Rezension

 

Sarah-Lena Eikermann: Weltbilder von Grundschulkindern heute. Eine empirische Studie im Religionsunterricht, Lit Verlag Berlin 2012, ISBN 978-3-643-11735-9, 176 Seiten, 19,90 Euro

Welche Vorstellungen haben Grundschüler über die Entstehung der Welt? Diese Fragestellung steht im Zentrum der übersichtlichen und gründlich gearbeiteten Studien von Sarah-Lena Eikermann. Der Zugang zu kindlichen Weltbildern erfolgt in der Verknüpfung der methodischen Schrittfolgen theologisches Gespräch im Rahmen einer Gruppe von sechs Schülerinnen und Schülern, Erarbeitung eines schriftlichen Textes und einer bildlichen Darstellung. Die Auswertung der Daten erfolgt anhand von exemplarischen Beispielen, die jeweils unterschiedliche Typen von kindlichen Weltbildern repräsentieren. Die Darstellung folgt dabei dem methodischen Dreischritt des Erhebungsansatzes („zentrale Aussagen“, „Kindertexte“, „Kinderzeichnungen“). Auch wenn die Auswahl der Probanten überschaubar bleibt – zwölf Zweitklässler und zwölf Viertklässler werden in das Setting einbezogen – kommt die Studie zu Ergebnissen, die sich durchaus verallgemeinern lassen. Zweitklässler besitzen entweder ein „theistisches“ oder „hybrides“ Weltbild, während Viertklässler dagegen Vorstellungen artikulieren, die dem „hybriden“ und dem „naturalistischen“ Weltbild zuzuordnen sind. Daraus folgt, auch dies ist wenig überraschend, dass im Laufe der Grundschulzeit kindliche Weltbilder durch einen abnehmenden Gottesbezug sowie einer Zunahme naturwissenschaftlicher Erklärungsmuster gekennzeichnet sind.
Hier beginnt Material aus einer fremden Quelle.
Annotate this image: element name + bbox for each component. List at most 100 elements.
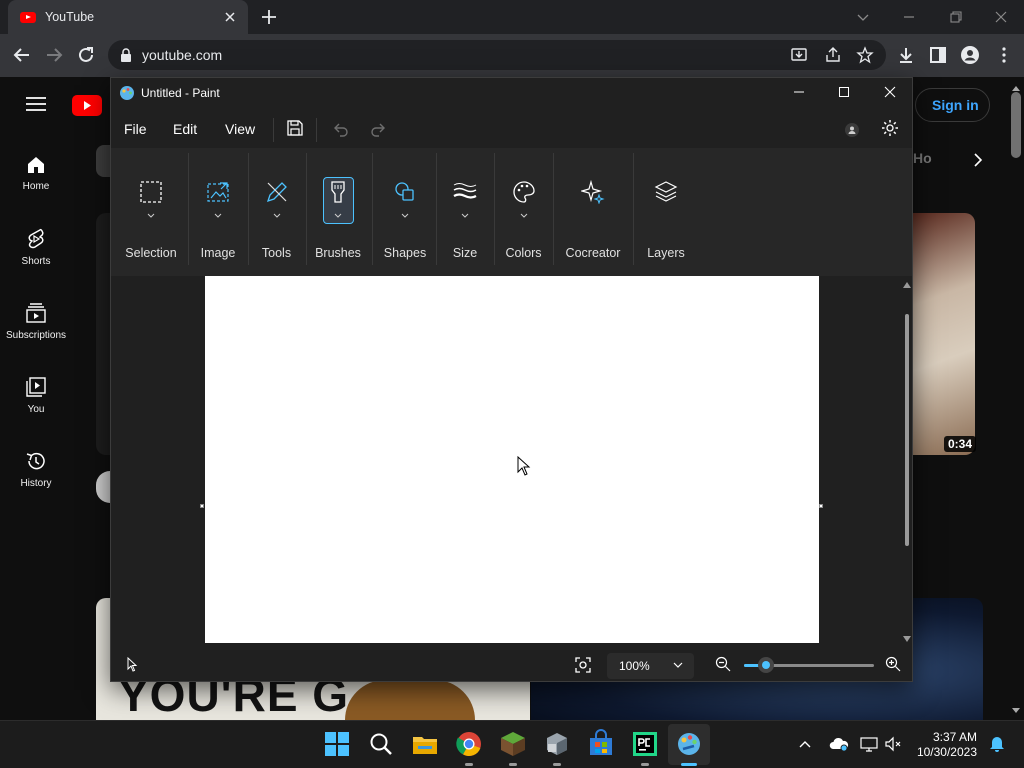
paint-minimize-icon[interactable] xyxy=(789,82,809,102)
app-cube-icon[interactable] xyxy=(542,729,572,759)
system-clock[interactable]: 3:37 AM 10/30/2023 xyxy=(905,730,977,760)
chevron-down-icon xyxy=(401,213,409,219)
ribbon-selection[interactable]: Selection xyxy=(119,148,183,276)
volume-muted-icon[interactable] xyxy=(884,735,902,753)
drawing-canvas[interactable] xyxy=(205,276,819,643)
save-icon[interactable] xyxy=(286,119,304,137)
hamburger-menu-icon[interactable] xyxy=(26,96,46,112)
undo-icon[interactable] xyxy=(331,119,349,137)
share-icon[interactable] xyxy=(824,46,842,64)
ribbon-colors[interactable]: Colors xyxy=(497,148,550,276)
ribbon-image[interactable]: Image xyxy=(191,148,245,276)
downloads-icon[interactable] xyxy=(896,45,916,65)
chrome-menu-icon[interactable] xyxy=(994,45,1014,65)
zoom-level-dropdown[interactable]: 100% xyxy=(607,653,694,679)
selection-icon xyxy=(139,180,163,204)
image-icon xyxy=(206,180,230,204)
ribbon-brushes[interactable]: Brushes xyxy=(310,148,366,276)
reload-icon[interactable] xyxy=(76,45,96,65)
install-app-icon[interactable] xyxy=(790,46,808,64)
chevron-down-icon xyxy=(214,213,222,219)
shorts-icon xyxy=(28,228,44,249)
sign-in-button[interactable]: Sign in xyxy=(915,88,990,122)
ribbon-divider xyxy=(248,153,249,265)
lock-icon[interactable] xyxy=(120,48,132,62)
ribbon-divider xyxy=(306,153,307,265)
ribbon-layers[interactable]: Layers xyxy=(637,148,695,276)
ribbon-selection-label: Selection xyxy=(125,246,177,260)
forward-arrow-icon[interactable] xyxy=(44,45,64,65)
zoom-slider-thumb[interactable] xyxy=(758,657,775,673)
profile-icon[interactable] xyxy=(960,45,980,65)
minecraft-icon[interactable] xyxy=(498,729,528,759)
nav-history[interactable]: History xyxy=(0,450,72,489)
paint-taskbar-icon[interactable] xyxy=(674,729,704,759)
fit-to-window-icon[interactable] xyxy=(574,656,592,674)
filter-chip-edge[interactable] xyxy=(96,145,110,177)
ribbon-tools[interactable]: Tools xyxy=(251,148,302,276)
chevron-down-icon xyxy=(147,213,155,219)
pointer-tool-icon[interactable] xyxy=(125,657,139,673)
settings-gear-icon[interactable] xyxy=(880,118,900,138)
paint-ribbon: Selection Image Tools Brushes Shapes Siz… xyxy=(111,148,912,276)
start-windows-icon[interactable] xyxy=(322,729,352,759)
page-scrollbar[interactable] xyxy=(1008,77,1024,720)
nav-subscriptions[interactable]: Subscriptions xyxy=(0,302,72,341)
paint-window-title: Untitled - Paint xyxy=(141,86,220,100)
back-arrow-icon[interactable] xyxy=(12,45,32,65)
bookmark-star-icon[interactable] xyxy=(856,46,874,64)
paint-title-bar[interactable]: Untitled - Paint xyxy=(111,78,912,108)
canvas-resize-handle-right[interactable] xyxy=(819,504,823,508)
close-window-icon[interactable] xyxy=(990,6,1012,28)
zoom-in-icon[interactable] xyxy=(885,656,901,672)
tab-search-chevron-icon[interactable] xyxy=(852,6,874,28)
size-lines-icon xyxy=(453,180,477,204)
display-icon[interactable] xyxy=(860,735,878,753)
filter-chip-partial[interactable]: Ho xyxy=(913,150,932,166)
microsoft-store-icon[interactable] xyxy=(586,729,616,759)
layers-icon xyxy=(654,180,678,204)
new-tab-icon[interactable] xyxy=(260,8,278,26)
onedrive-icon[interactable] xyxy=(829,735,849,753)
video-thumbnail-left-edge[interactable] xyxy=(96,213,110,455)
nav-you[interactable]: You xyxy=(0,376,72,415)
side-panel-icon[interactable] xyxy=(928,45,948,65)
youtube-logo-icon[interactable] xyxy=(72,95,102,116)
url-text: youtube.com xyxy=(142,47,223,63)
redo-icon[interactable] xyxy=(370,119,388,137)
ribbon-divider xyxy=(436,153,437,265)
address-bar[interactable]: youtube.com xyxy=(108,40,886,70)
subscriptions-icon xyxy=(26,303,46,323)
chrome-icon[interactable] xyxy=(454,729,484,759)
menu-edit[interactable]: Edit xyxy=(173,121,197,137)
paint-maximize-icon[interactable] xyxy=(834,82,854,102)
ribbon-shapes[interactable]: Shapes xyxy=(376,148,434,276)
sign-in-label: Sign in xyxy=(932,97,979,113)
notification-bell-icon[interactable] xyxy=(988,735,1006,753)
paint-close-icon[interactable] xyxy=(880,82,900,102)
menu-view[interactable]: View xyxy=(225,121,255,137)
ribbon-cocreator[interactable]: Cocreator xyxy=(557,148,629,276)
pycharm-icon[interactable] xyxy=(630,729,660,759)
ribbon-colors-label: Colors xyxy=(505,246,542,260)
close-tab-icon[interactable] xyxy=(222,9,238,25)
file-explorer-icon[interactable] xyxy=(410,729,440,759)
menu-file[interactable]: File xyxy=(124,121,147,137)
canvas-vertical-scrollbar[interactable] xyxy=(902,276,912,648)
ribbon-cocreator-label: Cocreator xyxy=(565,246,621,260)
chips-next-chevron-icon[interactable] xyxy=(970,152,986,168)
ribbon-size[interactable]: Size xyxy=(439,148,491,276)
minimize-window-icon[interactable] xyxy=(898,6,920,28)
nav-shorts[interactable]: Shorts xyxy=(0,228,72,267)
video-thumbnail[interactable] xyxy=(912,213,975,455)
search-icon[interactable] xyxy=(366,729,396,759)
canvas-resize-handle-left[interactable] xyxy=(200,504,204,508)
zoom-out-icon[interactable] xyxy=(715,656,731,672)
account-icon[interactable] xyxy=(845,123,859,137)
ribbon-divider xyxy=(188,153,189,265)
sparkle-icon xyxy=(581,180,605,204)
browser-tab-youtube[interactable]: YouTube xyxy=(8,0,248,34)
restore-window-icon[interactable] xyxy=(944,6,966,28)
nav-home[interactable]: Home xyxy=(0,155,72,192)
show-hidden-icons-chevron-icon[interactable] xyxy=(797,736,813,752)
Damit bestätigt diese spannende Felderhebung die Gültigkeit und Anwendbarkeit der Grundkategorien der Studien von Piaget und Reich/Fetz/Valentin für die Analyse kindlicher Weltbilder. Dennoch bleibt trotz der Typisierung die Wahrnehmung einer Vielzahl der verschiedenen Vorstellungen im Blick auf Welterklärung und Entstehung der Erde bestimmend. Die Schülerinnen und Schüler formulieren individuell verschiedene Theorien zur Weltentstehung, die sich nicht gänzlich einem Typus zuordnen lassen. Folglich kommt die Autorin zu dem Ergebnis, dass „die Zuteilung zu einem Weltbildtypen lediglich eine Tendenz darstellen kann und nie alle persönlichen Vorstellungen der Kinder berücksichtigen kann“ (116).
In der sorgfältigen Auffächerung der Vielfalt kindlicher Vorstellungsmuster liegt der große Gewinn dieser Studie. Kinder haben ihren eigenen Zugang zu den „großen“ Fragen des Lebens und diese Zugänge gilt es erst einmal wahrzunehmen. Weiterhin zeigt die Studie, dass Schülerinnen und Schüler naturwissenschaftliche Erklärungsansätze bereits im frühen Grundschulalter berücksichtigen. Für den Religionsunterricht der Grundschule stellt sich damit die Frage, wie sich religiöse und naturwissenschaftliche Argumentationen aufeinander beziehen lassen, so dass nicht das „Konfliktmodell“ im „naturalistischen“ Weltbild, sondern zumindest das „Unabhängigkeitsmodell“ in der klaren Unterscheidung von religiösen und naturwissenschaftlichen Perspektiven der Weltwahrnehmung als Denkansatz bestimmend wird. Wer an dieser Stelle didaktisch weiterarbeiten möchte, sollte zuvor die Studie von Sarah-Lena Eikermann zu Rate ziehen. Hier werden Voraussetzungen beschrieben, die für eine unterrichtliche Bearbeitung kindlicher Weltentstehungstheorien unverzichtbar sind.